Die Alternative Fuels Infrastructure Regulation (AFIR) wird oft als Regulierung für öffentliche Ladeinfrastruktur gelesen. Das greift zu kurz. In Wahrheit verändert sie auch die Erwartungen an private Wallboxen – und damit an eine Komponente, die für Photovoltaik-Systemanbieter immer wichtiger wird.
Die EU schreibt keine Endkundenfunktion für das Photovoltaik-Überschussladen oder das bidirektionale Laden vor. Sie macht aber die zugrunde liegende Kommunikationsfähigkeit zum neuen Standard: Ab dem 1. Januar 2027 wird die im Zuge der AFIR verbindlich werdende EN ISO 15118-20 für neue private Ladepunkte relevant. Sie standardisiert die Kommunikation zwischen Fahrzeug und Ladepunkt und schafft damit eine belastbare Grundlage für intelligentes Laden.
Für Photovoltaik-Systemanbieter liegt darin eine Marktchance. Denn wer heute in ein Photovoltaik-System investiert, denkt in Anwendungsfällen: das Elektroauto mit Solarstrom laden, Eigenverbrauch optimieren, perspektivisch Flexibilität aus dem Fahrzeugakku nutzen.

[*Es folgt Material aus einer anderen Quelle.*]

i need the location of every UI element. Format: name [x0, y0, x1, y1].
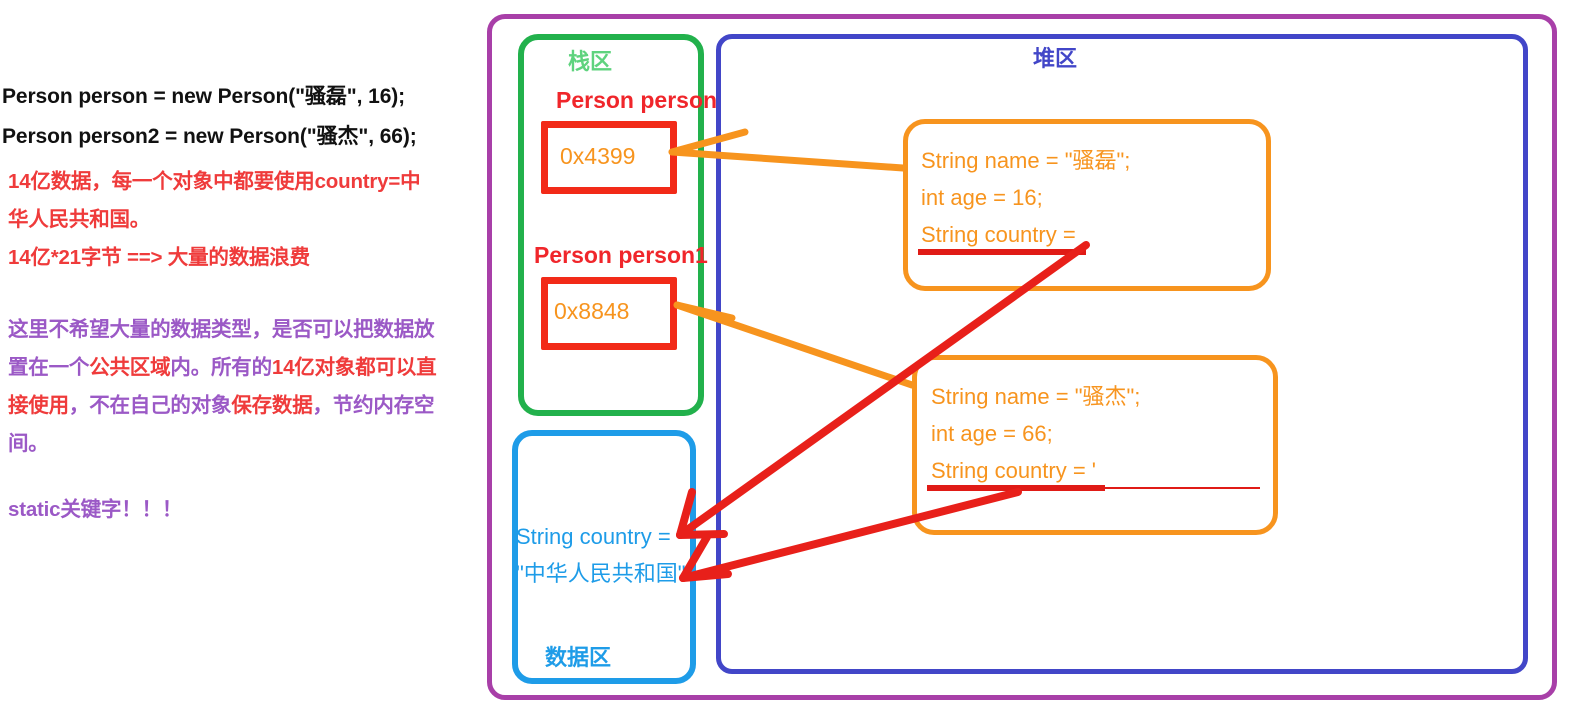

Systemanbieter können aus dieser regulatorischen Mindestanforderung ein echtes Marktangebot machen: Kunden, die heute eine Wallbox kaufen, wollen kein Versprechen auf spätere Nachrüstung, sondern ein Produkt, das die Vorteile des eigenen Energiesystems unmittelbar erschließt. Im Zusammenspiel mit Photovoltaik, Speicher und Energiemanagement entsteht so ein schlüssiges System.
Differenzierungschance für Systemanbieter
Die neue Regulierung sollte nicht defensiv als Compliance-Aufgabe gelesen werden, sondern offensiv als Differenzierungschance: Wer schon jetzt eine ISO-15118-20-konforme Wallbox anbieten kann, die Photovoltaik-Überschussladen und die Grundlage für bidirektionales Laden von Anfang an mitbringt, besetzt genau die Position, die der Markt in den kommenden Jahren suchen wird: zukunftssicher, interoperabel und zugleich praktisch nutzbar.

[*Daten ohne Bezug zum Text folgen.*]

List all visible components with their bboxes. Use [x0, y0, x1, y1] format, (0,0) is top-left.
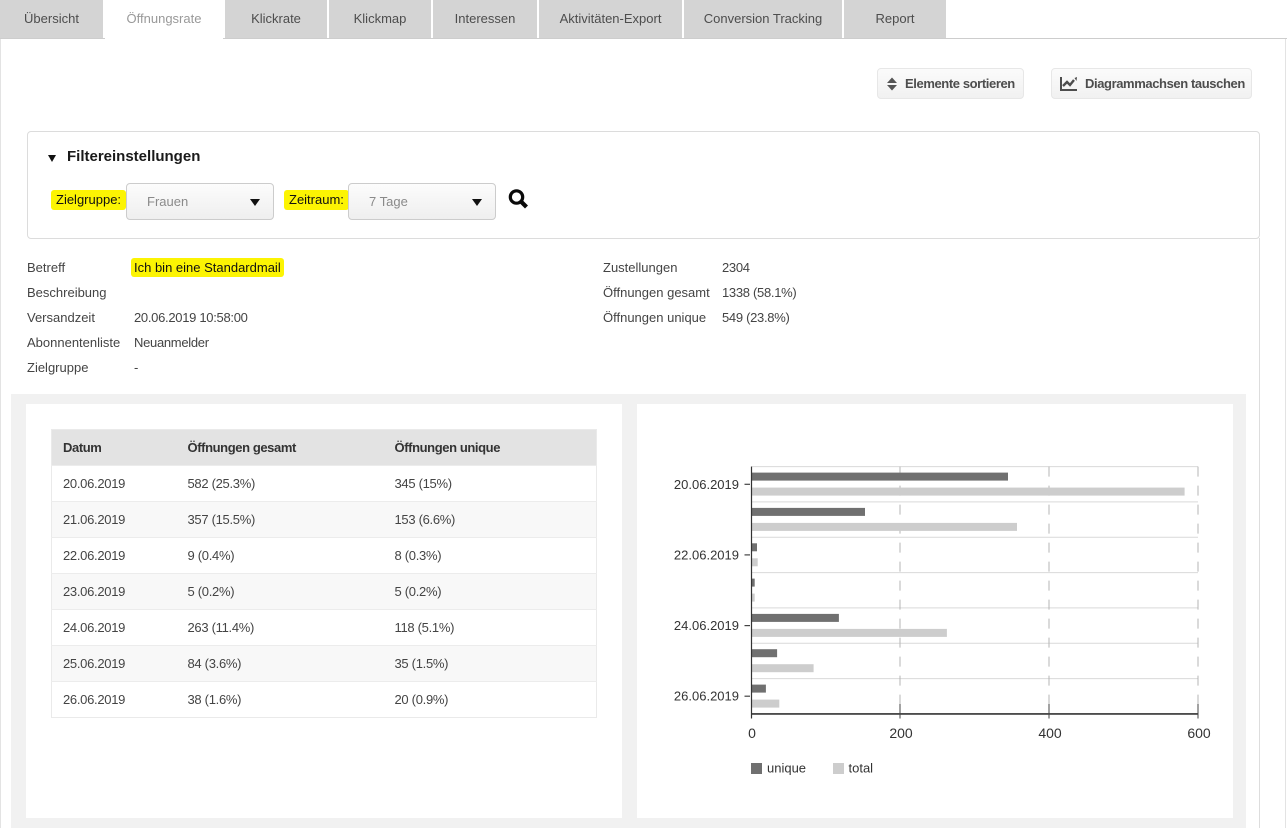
svg-text:0: 0 [748, 725, 756, 741]
svg-text:26.06.2019: 26.06.2019 [674, 689, 739, 704]
svg-text:20.06.2019: 20.06.2019 [674, 477, 739, 492]
svg-text:200: 200 [889, 725, 913, 741]
svg-text:600: 600 [1187, 725, 1211, 741]
svg-text:unique: unique [767, 761, 806, 776]
svg-text:total: total [849, 761, 874, 776]
svg-text:400: 400 [1038, 725, 1062, 741]
svg-text:22.06.2019: 22.06.2019 [674, 547, 739, 562]
svg-text:24.06.2019: 24.06.2019 [674, 618, 739, 633]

Natürlich erhöht AFIR gleichzeitig den Druck auf Hersteller und Anbieter. Standardisierte Kommunikation, Interoperabilität und sichere Authentifizierung sind keine Nebensächlichkeiten mehr. Gerade kleinere Anbieter können sich schwertun, diese Komplexität allein abzubilden.

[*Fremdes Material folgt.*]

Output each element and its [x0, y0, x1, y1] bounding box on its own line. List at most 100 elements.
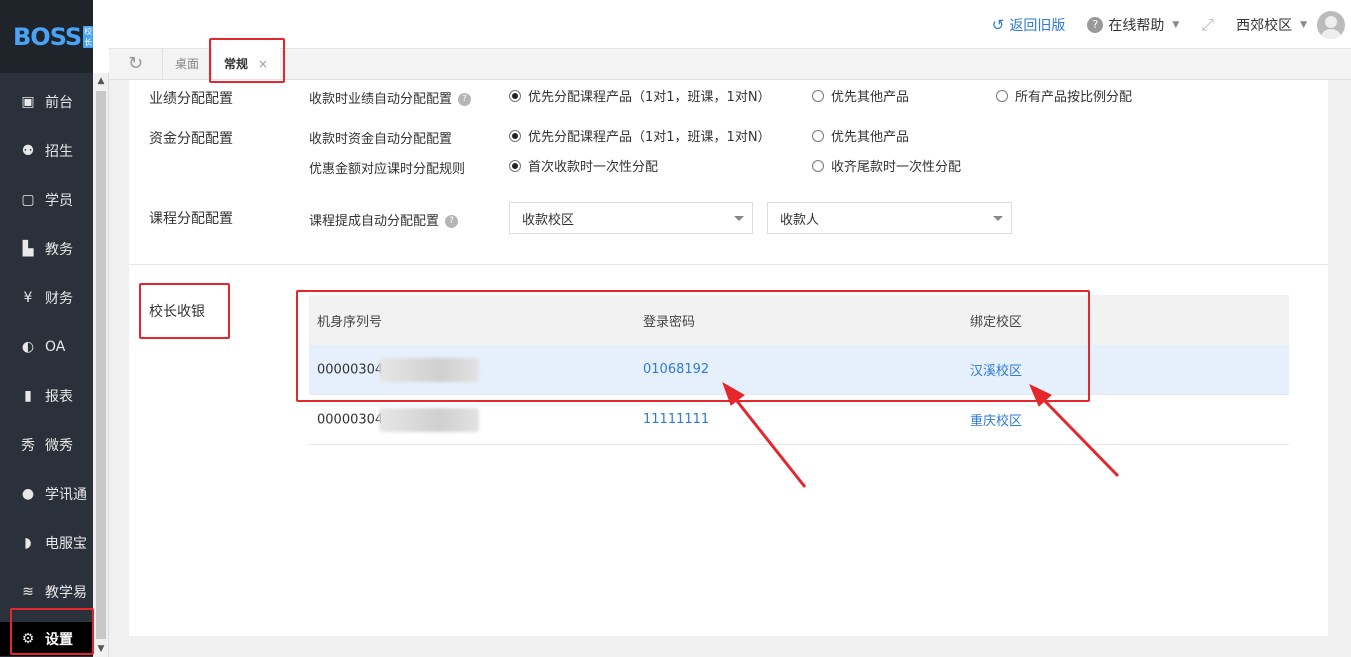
sidebar-item-label: 学讯通	[45, 486, 87, 503]
sidebar-item-label: 微秀	[45, 437, 73, 454]
logo-text: BOSS	[13, 22, 82, 51]
calendar-icon: ▣	[21, 93, 35, 110]
sidebar-item-oa[interactable]: ◐ OA	[0, 322, 93, 371]
radio-label: 优先分配课程产品（1对1，班课，1对N）	[528, 90, 771, 105]
radio-funds-course-first[interactable]: 优先分配课程产品（1对1，班课，1对N）	[509, 126, 771, 145]
sidebar-item-label: OA	[45, 338, 66, 355]
radio-performance-proportional[interactable]: 所有产品按比例分配	[996, 86, 1132, 105]
radio-label: 首次收款时一次性分配	[528, 160, 659, 175]
campus-selector[interactable]: 西郊校区 ▼	[1236, 15, 1307, 35]
performance-config-label: 业绩分配配置	[149, 91, 233, 107]
phone-icon: ◗	[24, 534, 32, 551]
annotation-box-settings	[10, 608, 94, 655]
tab-label: 桌面	[175, 57, 200, 71]
annotation-box-tab	[209, 38, 285, 83]
help-icon[interactable]: ?	[458, 93, 472, 106]
expand-icon: ⤢	[1201, 14, 1215, 34]
annotation-box-table	[296, 290, 1090, 402]
back-label: 返回旧版	[1009, 17, 1066, 34]
radio-unchecked-icon	[996, 89, 1008, 102]
performance-field-label: 收款时业绩自动分配配置?	[309, 88, 472, 107]
sidebar-item-dianfubao[interactable]: ◗ 电服宝	[0, 518, 93, 567]
course-field-label: 课程提成自动分配配置?	[309, 210, 459, 229]
radio-funds-other-first[interactable]: 优先其他产品	[812, 126, 909, 145]
section-divider	[129, 264, 1328, 265]
funds-field-label: 收款时资金自动分配配置	[309, 132, 453, 147]
help-icon: ?	[1087, 16, 1104, 33]
online-help-menu[interactable]: ? 在线帮助 ▼	[1087, 15, 1179, 35]
book-icon: ▙	[22, 240, 34, 257]
radio-label: 收齐尾款时一次性分配	[831, 160, 962, 175]
refresh-icon[interactable]: ↻	[109, 48, 162, 79]
funds-config-label: 资金分配配置	[149, 131, 233, 147]
radio-unchecked-icon	[812, 129, 824, 142]
sidebar-item-students[interactable]: ▢ 学员	[0, 175, 93, 224]
fullscreen-button[interactable]: ⤢	[1201, 15, 1214, 35]
scroll-up-icon[interactable]: ▲	[93, 73, 109, 89]
tab-desktop[interactable]: 桌面	[162, 48, 211, 79]
right-scrollbar[interactable]	[1341, 80, 1351, 657]
course-config-label: 课程分配配置	[149, 211, 233, 227]
oa-icon: ◐	[21, 338, 35, 355]
layers-icon: ≋	[22, 583, 34, 600]
field-text: 课程提成自动分配配置	[309, 214, 440, 229]
sidebar-item-xuexuntong[interactable]: ● 学讯通	[0, 469, 93, 518]
avatar[interactable]	[1317, 10, 1345, 39]
radio-discount-first-payment[interactable]: 首次收款时一次性分配	[509, 156, 658, 175]
sidebar-item-reports[interactable]: ▮ 报表	[0, 371, 93, 420]
campus-link[interactable]: 重庆校区	[963, 410, 1289, 429]
radio-label: 所有产品按比例分配	[1015, 90, 1133, 105]
tab-bar: ↻ 桌面 常规 ×	[109, 48, 1351, 80]
sidebar-item-label: 教学易	[45, 584, 87, 601]
campus-label: 西郊校区	[1236, 17, 1293, 34]
table-row[interactable]: 00000304 11111111 重庆校区	[309, 395, 1289, 445]
course-payee-select[interactable]: 收款人	[767, 202, 1012, 234]
scroll-down-icon[interactable]: ▼	[93, 641, 109, 657]
location-icon: ●	[21, 485, 35, 502]
help-label: 在线帮助	[1108, 17, 1165, 34]
logo-badge: 校长	[83, 25, 93, 48]
annotation-box-cashier-label	[139, 283, 230, 339]
sidebar-item-label: 财务	[45, 290, 73, 307]
back-to-old-version-link[interactable]: ↺ 返回旧版	[992, 15, 1066, 35]
sidebar-item-enroll[interactable]: ⚉ 招生	[0, 126, 93, 175]
sidebar-item-finance[interactable]: ¥ 财务	[0, 273, 93, 322]
select-value: 收款人	[780, 212, 820, 228]
radio-checked-icon	[509, 129, 521, 142]
add-user-icon: ⚉	[21, 142, 35, 159]
sidebar-item-label: 电服宝	[45, 535, 87, 552]
radio-checked-icon	[509, 159, 521, 172]
sidebar-item-frontdesk[interactable]: ▣ 前台	[0, 77, 93, 126]
yen-icon: ¥	[23, 289, 33, 306]
scrollbar-thumb[interactable]	[96, 91, 106, 639]
radio-performance-other-first[interactable]: 优先其他产品	[812, 86, 909, 105]
sidebar-top-fill	[93, 0, 109, 73]
id-card-icon: ▢	[21, 191, 35, 208]
sidebar-item-academic[interactable]: ▙ 教务	[0, 224, 93, 273]
select-value: 收款校区	[522, 212, 575, 228]
xiu-icon: 秀	[21, 437, 35, 454]
redacted-blur	[379, 407, 480, 432]
serial-value: 00000304	[317, 412, 384, 427]
sidebar-item-weixiu[interactable]: 秀微秀	[0, 420, 93, 469]
sidebar-item-label: 前台	[45, 94, 73, 111]
help-icon[interactable]: ?	[445, 215, 459, 228]
chevron-down-icon: ▼	[1300, 19, 1307, 30]
sidebar-item-label: 学员	[45, 192, 73, 209]
radio-label: 优先其他产品	[831, 90, 910, 105]
radio-label: 优先其他产品	[831, 130, 910, 145]
sidebar-scrollbar[interactable]: ▲ ▼	[93, 73, 109, 657]
bar-chart-icon: ▮	[24, 387, 32, 404]
logo[interactable]: BOSS 校长	[0, 0, 93, 73]
chevron-down-icon	[993, 216, 1003, 221]
radio-checked-icon	[509, 89, 521, 102]
sidebar-item-label: 教务	[45, 241, 73, 258]
radio-label: 优先分配课程产品（1对1，班课，1对N）	[528, 130, 771, 145]
radio-unchecked-icon	[812, 89, 824, 102]
field-text: 收款时业绩自动分配配置	[309, 92, 453, 107]
radio-unchecked-icon	[812, 159, 824, 172]
radio-discount-final-payment[interactable]: 收齐尾款时一次性分配	[812, 156, 961, 175]
radio-performance-course-first[interactable]: 优先分配课程产品（1对1，班课，1对N）	[509, 86, 771, 105]
password-link[interactable]: 11111111	[636, 412, 963, 427]
course-campus-select[interactable]: 收款校区	[509, 202, 753, 234]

Deshalb spricht vieles für ein Modell, bei dem zertifizierte White-Label-Lösungen die technologische Basis für das eigene Wallbox-Produkt liefern und Photovoltaik-Systemanbieter darauf ihr eigenes integriertes Angebot aufbauen. Wer nicht jede Komponente selbst entwickeln muss, kann schneller über Mindeststandards hinausgehen und sich mit einem schlüssigen Systemangebot im Markt profilieren.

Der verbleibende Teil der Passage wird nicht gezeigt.